Siendo niño, empecé a jugar con la lengua, divirtiéndome con ella más allá de la significación y del sentido, produciendo un laleo ininteligible para el adulto y que resonaba en mi cuerpo, desnaturalizándolo y, a su vez, erotizándolo como corporalidad humana. ¡Qué extraño es mi cuerpo cuando lo comparo con el del animal no humano, ajeno a la extrañeza que inocula en mí este parásito lingüístico que penetra por todos mis poros! ¿Cómo no señalar que lo que este extraño con el que convivo desde antes de tener una existencia encarnada es permitir reconocerme? ¿Cómo no recordar el júbilo infantil al saber que la imagen que me devuelve el espejo la tomo narcisísticamente como mi yo, al precio, empero, de perderme en esta proyección que ansío domeñar? Vacua esperanza, ya que desde este instante no pararé de darme de bruces con un elemento que es causa de frustraciones e impotencias: no se domina al lenguaje, es Él quien me posee y, poseyéndome, puedo devenir quién soy. ¡Paradojas humanas, marcadas por una servidumbre inaugural para, posteriormente, conquistar una libertad cincelada en demasiadas ocasiones por el afán de hallar un paraíso perdido! Paraíso perdido que, semejante al imaginado por Milton, no es más que un efecto de las trampas del lenguaje y sus palabras, generándome uno de los afectos que tanto puede golpear mi vida: la añoranza por una totalidad de vida que, de hecho, nunca tuve, pese a imaginarla como perdida en algún mítico instante.

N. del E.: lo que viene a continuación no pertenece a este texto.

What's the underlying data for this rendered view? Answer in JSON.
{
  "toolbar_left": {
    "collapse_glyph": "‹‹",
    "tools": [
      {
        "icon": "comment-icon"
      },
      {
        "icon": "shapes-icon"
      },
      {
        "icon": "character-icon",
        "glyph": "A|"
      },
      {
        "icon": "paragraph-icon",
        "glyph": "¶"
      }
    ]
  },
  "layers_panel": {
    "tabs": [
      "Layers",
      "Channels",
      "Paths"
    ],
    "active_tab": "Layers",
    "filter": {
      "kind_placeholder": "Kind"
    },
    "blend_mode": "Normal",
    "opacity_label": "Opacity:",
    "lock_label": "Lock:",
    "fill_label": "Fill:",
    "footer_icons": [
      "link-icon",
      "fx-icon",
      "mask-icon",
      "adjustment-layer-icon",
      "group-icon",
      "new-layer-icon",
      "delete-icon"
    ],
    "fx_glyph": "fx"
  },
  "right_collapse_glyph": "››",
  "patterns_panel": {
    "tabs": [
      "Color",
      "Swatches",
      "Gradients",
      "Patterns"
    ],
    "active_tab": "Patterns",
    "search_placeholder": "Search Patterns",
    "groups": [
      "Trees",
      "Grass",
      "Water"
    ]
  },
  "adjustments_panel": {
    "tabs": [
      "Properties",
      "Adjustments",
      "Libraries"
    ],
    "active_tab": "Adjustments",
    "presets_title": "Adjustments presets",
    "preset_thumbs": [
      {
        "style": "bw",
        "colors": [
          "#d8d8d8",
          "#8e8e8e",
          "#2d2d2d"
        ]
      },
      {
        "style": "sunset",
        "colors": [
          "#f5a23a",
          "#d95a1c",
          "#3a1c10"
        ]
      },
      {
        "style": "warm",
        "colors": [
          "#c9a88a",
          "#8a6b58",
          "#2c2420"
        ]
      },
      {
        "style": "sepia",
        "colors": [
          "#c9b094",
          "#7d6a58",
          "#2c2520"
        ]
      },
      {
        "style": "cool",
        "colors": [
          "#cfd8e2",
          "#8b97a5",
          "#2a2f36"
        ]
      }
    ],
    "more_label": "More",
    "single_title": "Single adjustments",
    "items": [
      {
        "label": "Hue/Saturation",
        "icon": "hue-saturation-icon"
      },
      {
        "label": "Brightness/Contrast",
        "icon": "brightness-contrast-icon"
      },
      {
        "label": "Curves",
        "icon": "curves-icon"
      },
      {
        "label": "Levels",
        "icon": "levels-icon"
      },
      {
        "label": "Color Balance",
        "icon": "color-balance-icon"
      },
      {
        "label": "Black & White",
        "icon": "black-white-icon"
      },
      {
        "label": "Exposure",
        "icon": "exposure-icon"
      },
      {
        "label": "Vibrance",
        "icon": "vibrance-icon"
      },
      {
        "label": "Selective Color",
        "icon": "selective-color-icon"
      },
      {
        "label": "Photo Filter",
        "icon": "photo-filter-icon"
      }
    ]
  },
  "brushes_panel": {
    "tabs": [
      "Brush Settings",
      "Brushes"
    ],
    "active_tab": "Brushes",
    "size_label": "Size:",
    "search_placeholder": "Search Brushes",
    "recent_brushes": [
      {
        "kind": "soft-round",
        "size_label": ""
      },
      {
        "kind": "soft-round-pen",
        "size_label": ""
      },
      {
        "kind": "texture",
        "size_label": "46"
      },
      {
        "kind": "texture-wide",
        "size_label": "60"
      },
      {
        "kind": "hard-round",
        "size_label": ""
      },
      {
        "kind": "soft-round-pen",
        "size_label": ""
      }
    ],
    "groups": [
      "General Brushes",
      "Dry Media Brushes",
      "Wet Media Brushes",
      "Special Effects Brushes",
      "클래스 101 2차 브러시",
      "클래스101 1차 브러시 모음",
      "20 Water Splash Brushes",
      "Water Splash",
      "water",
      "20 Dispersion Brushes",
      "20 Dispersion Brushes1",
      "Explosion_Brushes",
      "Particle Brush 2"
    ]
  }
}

Ahora bien, gracias a ti, extraño lenguaje, descubrí que podía relacionarme con mis semejantes, a quienes puedo amar y odiar en fugaces instantes, intercambiando con ellos palabras. ¡Pero, caprichos de la lengua! Aquello que, ingenuamente, pensaba que me garantizaría la reciprocidad y el intercambio deviene, muy al contrario, fuente de disputas, equívocos y malentendidos. ¿Cómo saber si realmente el otro me dice aquello que creo interpretar en sus palabras, cuyo sentido es voluble con sólo un pequeño matiz vocal? ¡Caprichoso lenguaje!
Ya siendo adolescente, empecé a descubrir gracias a ti, lenguaje huidizo y ajeno a mi existencia concreta, uno de los afectos que los humanos hemos cantado en infinidad de ocasiones: el amor. En efecto, ¿qué sabría yo de éste sin la palabra de mi amado? ¿Qué sabría yo del encuentro con ese otro radicalmente singular, en el cual hallo un reflejo de mi humana soledad, si no fuera por aquello que puede decirme y yo responderle? ¿Cómo amaría si no pudiera decir Te quiero? En ese instante, descubrí, descubro y seguiré descubriendo que los amantes, cuando nos encontramos, podemos compartir un lenguaje propio. O más bien dicho, tengo la ilusión de compartir palabras donde nadie más puede entrometerse, aunque, cuando éstas faltan o dejan de ser proferidas, descubro, también, el amargo regusto de este afecto: el des-amor. Quién no ha llorado con el desgarrador lamento de Dido en la epopeya virgiliana, desgarrada por el abandono de ese héroe ávido de poder y ambición…
Lenguaje, lenguaje, cuán capcioso eres conmigo, finito mortal… Me recuerdas al travieso Cupido, que los romanos representaban como un ángel portador de la ardiente saeta. En ocasiones, cuando quisiera poner en palabras qué me ocurre y por qué, siento algo para lo cual el significante se me revela huidizo. Sé que algo golpea mi ser, que estremece mi cuerpo, pero, por mucho que me empeñe, no logro nombrarlo. Ahí descubro que hay algo que sólo puedo bordear contigo, que hay una dimensión de tu efecto en mi cuerpo, vivo y carnal, que excede lo que puedo capturar con mi decir. Uno de esos momentos es cuando la angustia, aquel afecto que nunca engaña, me golpea, reduciéndome a la certeza de habitar un cuerpo que nunca me pertenece del todo, un inquilino extraño al que zarandeas con tus cortes. ¡Desgarradora experiencia, malicioso lenguaje!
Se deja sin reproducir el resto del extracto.